After a year of being closed to the public for renovations, Ballard Commons Park is set to reopen in early 2023.
An exact date is still in the works, but Seattle Parks says to expect a grand reopening sometime during the first quarter of the year.
The parks department has made a number of renovations and rehabilitations to the park, which closed in December 2021 following an encampment cleanup.
Renovations and rehabilitation to the park include the following:
- Turf repair and landscaping: Seattle Parks repaired the turf, aerated, fertilized, and hydroseeded the grassy areas of the park. They replaced missing plants with sustainable vegetation, and replaced missing White Birch trees along with planting new trees. The parks department plans to conduct daily litter and garbage removal, daily hazardous material removal, weekly mowing, and pressure washing hard surfaces.
- Hardscape infrastructure maintenance: The parks department converted the pedestrian lighting to LEDs and repaired the restroom plumbing and restroom locking system. Other recreation equipment repairs included bench refurbishment, replacing signs, installing a new rainbow, replacing missing skate stops, and replacing missing bollards. The department removed and painted over graffiti and added concrete paving in some areas for new bike racks.
- Spray park maintenance: Crews changed out the sand and gravel in the spray park and installed a manual filter bypass for the spray area, along with some other upgrades to keep it good working condition.
Other additional installations that are still being carried out includes:
- Five new benches
- Cafe-style lighting
- Irrigation system for new trees
- Continued progress toward play area project, which should be constructed in the second half of 2023
Rachel Schulkin from Seattle Parks says that when the park reopens, people should expect regular park concierge and busker presence, along with a schedule of park activities. They hope to see ongoing “positive communty activation” at Ballard Commons.

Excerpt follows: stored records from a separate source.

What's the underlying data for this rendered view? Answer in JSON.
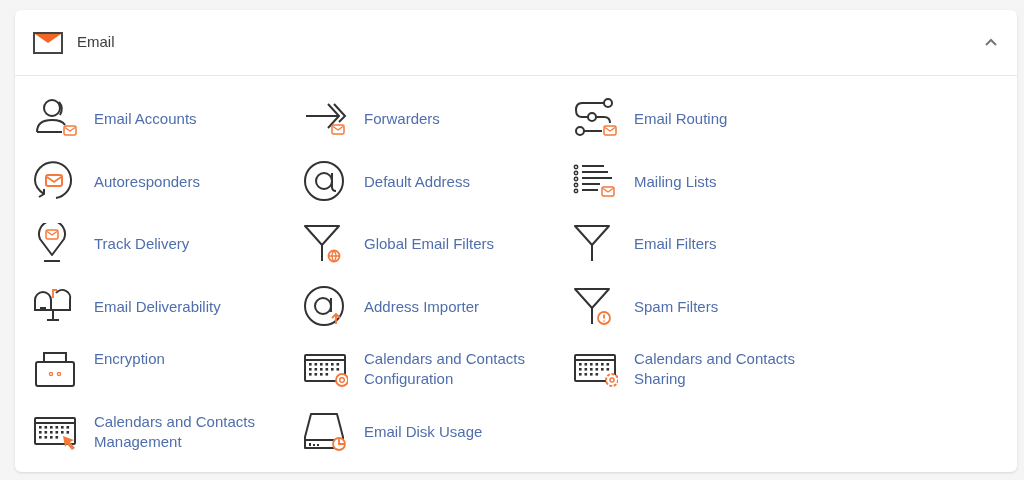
{
  "section": {
    "title": "Email",
    "expanded": true,
    "items": [
      {
        "label": "Email Accounts",
        "kind": "accounts"
      },
      {
        "label": "Forwarders",
        "kind": "forwarders"
      },
      {
        "label": "Email Routing",
        "kind": "routing"
      },
      {
        "label": "Autoresponders",
        "kind": "autoresponders"
      },
      {
        "label": "Default Address",
        "kind": "at"
      },
      {
        "label": "Mailing Lists",
        "kind": "list"
      },
      {
        "label": "Track Delivery",
        "kind": "pin"
      },
      {
        "label": "Global Email Filters",
        "kind": "filter_globe"
      },
      {
        "label": "Email Filters",
        "kind": "filter"
      },
      {
        "label": "Email Deliverability",
        "kind": "mailbox"
      },
      {
        "label": "Address Importer",
        "kind": "at_up"
      },
      {
        "label": "Spam Filters",
        "kind": "filter_alert"
      },
      {
        "label": "Encryption",
        "kind": "case"
      },
      {
        "label": "Calendars and Contacts Configuration",
        "kind": "cal_at"
      },
      {
        "label": "Calendars and Contacts Sharing",
        "kind": "cal_gear"
      },
      {
        "label": "Calendars and Contacts Management",
        "kind": "cal_cursor"
      },
      {
        "label": "Email Disk Usage",
        "kind": "disk"
      }
    ]
  }
}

District 6 Councilmember Dan Strauss told My Ballard he’s working with the City of Seattle to make it easy for community members to apply for free permits for park activities.
Strauss also pointed out that Ballard Commons was in dire need of an upgrade, saying it hadn’t had much in the way of maintenance since it opened in 2005.
One project that Strauss said didn’t make it into the current round of funding was an expanded skate park area. Strauss said he’d like to see an intermediate skating area—the current skate bowl really caters to more advanced skaters, and there’s not a great area for less-advanced skaters in the current park.
“We have the water features, which are good for [kids ages] 0 to 5, there’s the skate space for 15- to 17-year-olds and up, and there’s not much in between. The children’s playground will help for kids ages 5 to 10, but we still need to figure out what the 10- to 15-year-olds are going to do. We need a space at the park for them, too,” Strauss said.
In regards to the homelessness situation at Ballard Commons, Strauss said the city’s homelessness response is “in a different place today” than when the park closed a year ago. Rather than citywide homelessness response resources being spread thin, a regional care team means that workers can be geographically centered and address situations more swiftly.
“Success is not clearing a park, success is getting people inside, success is changing the way our neighborhood looks feels, and operates,” Strauss wrote in a recent blog update about the park.
“I’ve long said that our parks, our libraries, and our buses should not be homeless shelters because we need shelters and housing operating at the scale of our crisis. We need real, lasting solutions tailored to move people inside and, once there, stay on a path toward permanent housing.”
The park is very nearly ready to reopen, but Strauss said they’re still waiting on lights and benches.
We’ll update you when the city announces an official reopening for the park.